While religious symbols and clothing are banned for public servants due to France’s principle of “laïcité” (secularism) – the separation of religion and state – this does not extend to independent professionals like lawyers.
But above these legal specifics, the hijab carries a symbolic weight and is a recurring theme in French debates around so-called Republican values and national identity.
In France, Muslims represent around 6% of the population, according to the Observatory of Laïcité, many of whom have origins in African, Middle Eastern or other countries that were formerly colonised by France.
In past years, as politics has veered to the right, French lawmakers and politicians have sought to extend restrictions on wearing the hijab, for example, to cover mothers who accompany their children on school trips and football players.
As a presidential election in April approaches, candidates have zeroed in on identity issues, including the hijab, although Asmeta’s case has not been referenced.
Marine Le Pen of the far-right Rassemblement Nationale said she would ban the garment from public space entirely. Right-wing Les Republicains candidate Valerie Pecresse, refering to the symbol of the republic, said in a campaign speech: “Marianne is not a veiled woman.”
Currently in France, a majority of Bar Councils, including the largest in Paris, have internal rules that do not allow religious symbols such as the hijab.
Of Bar Councils representing 75% of practitioners, 56% have banned religious symbols to be worn with the gown, according to a survey requested by Poirret for this case.
“Within this general ban there is a precise and indirect discrimination [of Muslim women],” Asmeta’s lawyer Claire Waquet told the court on Tuesday last week.
The Lille Bar Council’s lawyer, Jean-Philippe Duhamel, dismissed the idea that banning religious and political markers results in discrimination against Muslim women.
“If you want to play football but you prefer to pass the ball with your hands, are you discriminated against because we say you can’t play?” he told Reuters.
He said that wearing religious symbols detracts from the lawyer’s independence and equality within the profession.
NOT A PROBLEM
Asmeta said she found it more difficult than her peers to find work placements despite experience, good grades and language skills, which led her at times to seek internships with lawyers from a Muslim background.
A recent study found that email enquiries to law schools from a person with a North African name are a third less likely to receive a response, compared to 12.3% less likely for higher education establishments in general.

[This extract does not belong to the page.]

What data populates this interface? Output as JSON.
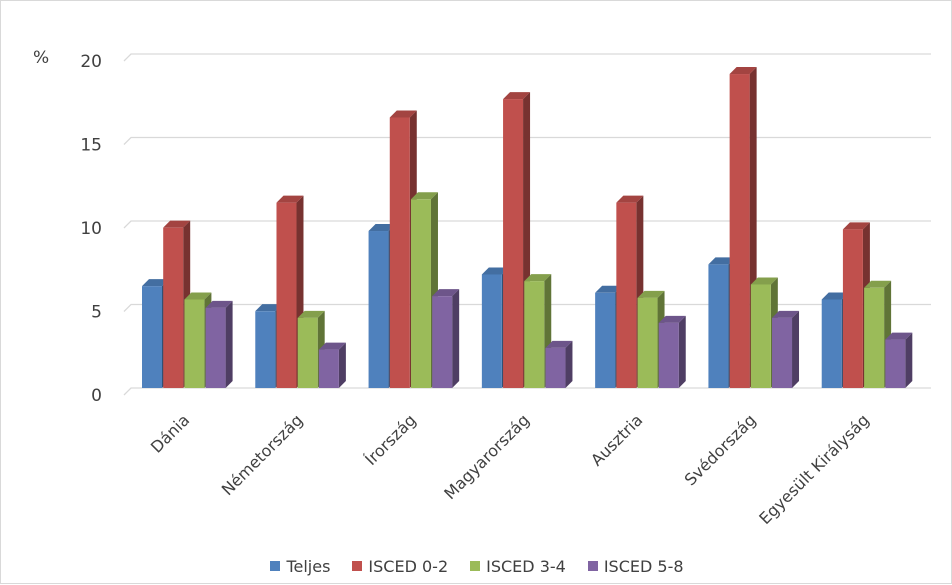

The argument put forward to ban the hijab in the courtroom in the name of equality and universalism is in line with France’s historic philosophical tradition, said Clara Gandin, a lawyer for Asmeta.
“[That] to be equal, we need to erase all the signs that show we are different,” she said.
In Britain, which has a more multicultural approach to immigration compared to France’s more assimilationist policy, barristers can advocate for clients while wearing the hijab, alongside the robe, and are not required to wear the traditional wig.
After positive experiences interning at the International Criminal Court in The Hague and working as a legal assistant in Brussels, Asmeta is considering moving abroad again as a last resort.
“I was very happy there, I could work, people saw me as a person with competences and not like a problem,” she said.